Friday, August 29, 2014

"Do I know you?"

So many Berliners generally walking around with "Fresse," long faces, either distant and withdrawn or jaded and embittered. Some German some Turk or Arab, some old some young, some new-archaic Muslims some "new-left"-whatevers some klein-bürgerlisch-conservative. Encountering these, when I'm myself conscious of what I'm about, I smile as a matter of course, in my glance a warm greeting of simple fellowship as we pass each other by. There was a time when that amounted to a nice chat now and then with perfect "strangers."

Nowadays, whether the star-of-David is visible around my neck or just the cross I carry for the Iraqi Christian community, I get some of the most glowering looks in return. I mean, if I wore a "Free Palestine!" (from whom exactly, Hamas?) T-Shirt I'd be greeted more often with nods or some form of approval. But I'm satisfied with being glared at, because it is not to mindlessly provoke but to show a sovereign presence of conscious solidarity where it belongs – and that presence is in the love for my fellow Humankind with all its shortcomings, without regard for who's worshipping where (or at all). This is not the message you get from either the majority-seeking Muslims I tend to encounter nor likewise from the self-hating Germans nor others who have lost all faith in democracy. If you smile or are heard carrying a melody without MP3 earplugs shutting the world further out, and for no other reason than that it is your nature, you tend to get that look back of "do I know you?" or even "WTF?"

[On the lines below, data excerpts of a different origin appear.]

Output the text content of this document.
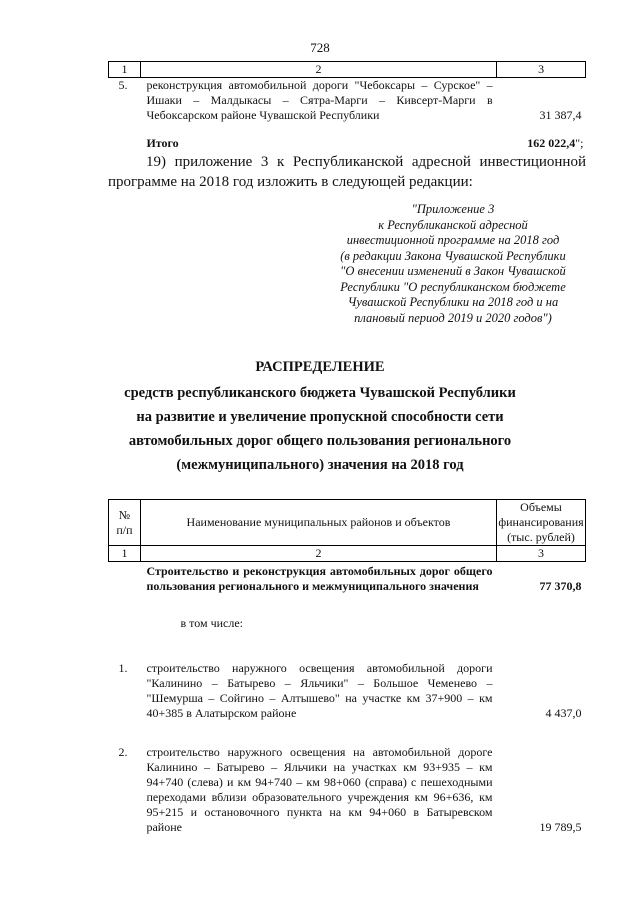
728
1	2	3
5.	реконструкция автомобильной дороги "Чебоксары – Сурское" – Ишаки – Малдыкасы – Сятра-Марги – Кивсерт-Марги в Чебоксарском районе Чувашской Республики	31 387,4
	Итого	162 022,4";
19) приложение 3 к Республиканской адресной инвестиционной программе на 2018 год изложить в следующей редакции:
"Приложение 3
к Республиканской адресной
инвестиционной программе на 2018 год
(в редакции Закона Чувашской Республики
"О внесении изменений в Закон Чувашской
Республики "О республиканском бюджете
Чувашской Республики на 2018 год и на
плановый период 2019 и 2020 годов")
РАСПРЕДЕЛЕНИЕ
средств республиканского бюджета Чувашской Республики
на развитие и увеличение пропускной способности сети
автомобильных дорог общего пользования регионального
(межмуниципального) значения на 2018 год
№ п/п	Наименование муниципальных районов и объектов	Объемы финансирования (тыс. рублей)
1	2	3
	Строительство и реконструкция автомобильных дорог общего пользования регионального и межмуниципального значения	77 370,8
	в том числе:	
1.	строительство наружного освещения автомобильной дороги "Калинино – Батырево – Яльчики" – Большое Чеменево – "Шемурша – Сойгино – Алтышево" на участке км 37+900 – км 40+385 в Алатырском районе	4 437,0
2.	строительство наружного освещения на автомобильной дороге Калинино – Батырево – Яльчики на участках км 93+935 – км 94+740 (слева) и км 94+740 – км 98+060 (справа) с пешеходными переходами вблизи образовательного учреждения км 96+636, км 95+215 и остановочного пункта на км 94+060 в Батыревском районе	19 789,5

I'm soberly but joyfully prepared for the next time, regardless of my own circumstances, that someone asks me that:

- "Do I know you?"
- "No, but I know you. That is, the light I carry, and which carries me, knows you – and has known you all your life, even before you got here."
- ("WTF?")
- "And not only that: this same light loves you and always has, is loving you right now, and always will."

Well that is what I'm projecting anyway in my glance or in my smile, even if it never comes to spoken word. And frankly, sometimes it catches on.